Gloire de l'homme, gloire de Dieu (Jean 13,31-35 ; Apocalypse 21,1-5)

Jean 13

31 Dès que Judas fut sorti, Jésus dit: «Maintenant, le Fils de l'homme a été glorifié, et Dieu a été glorifié par lui;

 32 Dieu le glorifiera en lui-même, et c'est bientôt qu'il le glorifiera.

 33 Mes petits enfants, je ne suis plus avec vous que pour peu de temps. Vous me chercherez et comme j'ai dit aux Juifs: ‹Là où je vais, vous ne pouvez venir›, à vous aussi maintenant je le dis.

 34 «Je vous donne un commandement nouveau: aimez-vous les uns les autres. Comme je vous ai aimés, aimez-vous les uns les autres.

 35 À ceci, tous vous reconnaîtront pour mes disciples: à l'amour que vous aurez les uns pour les autres.»

Apocalypse 21

1 Alors je vis un ciel nouveau et une terre nouvelle, car le premier ciel et la première terre ont disparu et la mer n'est plus.

 2 Et la cité sainte, la Jérusalem nouvelle, je la vis qui descendait du ciel, d'auprès de Dieu, comme une épouse qui s'est parée pour son époux.

 3 Et j'entendis, venant du trône, une voix forte qui disait: Voici la demeure de Dieu avec les hommes. Il demeurera avec eux. Ils seront ses peuples et lui sera le Dieu qui est avec eux.

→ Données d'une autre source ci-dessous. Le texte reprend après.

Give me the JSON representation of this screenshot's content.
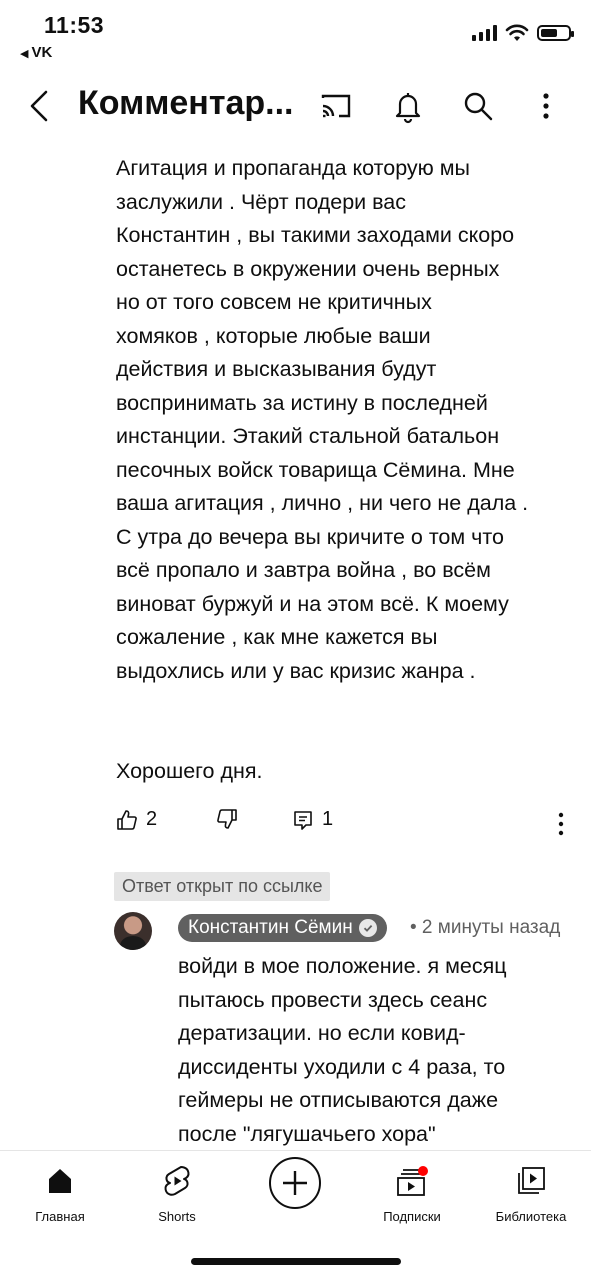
{
  "status_bar": {
    "time": "11:53",
    "back_app": "VK"
  },
  "header": {
    "title": "Комментар..."
  },
  "comment": {
    "lines": [
      " Агитация и пропаганда которую мы",
      "заслужили . Чёрт подери вас",
      "Константин , вы такими заходами скоро",
      "останетесь в окружении очень верных",
      "но от того совсем не критичных",
      "хомяков , которые любые ваши",
      "действия и высказывания будут",
      "воспринимать за истину в последней",
      "инстанции. Этакий стальной батальон",
      "песочных войск товарища Сёмина. Мне",
      "ваша агитация , лично , ни чего не дала .",
      "С утра до вечера вы кричите о том что",
      "всё пропало и завтра война , во всём",
      "виноват буржуй и на этом всё. К моему",
      "сожаление , как мне кажется вы",
      "выдохлись или у вас кризис жанра ."
    ],
    "closing": "Хорошего дня.",
    "likes": "2",
    "replies": "1"
  },
  "linked_badge": "Ответ открыт по ссылке",
  "reply": {
    "author": "Константин Сёмин",
    "time_ago": "• 2 минуты назад",
    "lines": [
      "войди в мое положение. я месяц",
      "пытаюсь провести здесь сеанс",
      "дератизации. но если ковид-",
      "диссиденты уходили с 4 раза, то",
      "геймеры не отписываются даже",
      "после \"лягушачьего хора\""
    ]
  },
  "bottom_nav": {
    "home": "Главная",
    "shorts": "Shorts",
    "subscriptions": "Подписки",
    "library": "Библиотека"
  },
  "colors": {
    "text": "#0f0f0f",
    "secondary": "#606060",
    "notification_dot": "#ff0000"
  }
}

 4 Il essuiera toute larme de leurs yeux, La mort ne sera plus. Il n'y aura plus ni deuil, ni cri, ni souffrance, car le monde ancien a disparu.

 5 Et celui qui siège sur le trône dit: Voici, je fais toutes choses nouvelles. Puis il dit: Écris: Ces paroles sont certaines et véridiques.

Prédication : 

            Gloire. Il nous est proposé de lire quelques versets de l’Apocalypse de Jean, versets ou commence ce que nous pourrions appeler la révélation finale. La Jérusalem nouvelle descend du ciel, toutes choses sont faites nouvelles…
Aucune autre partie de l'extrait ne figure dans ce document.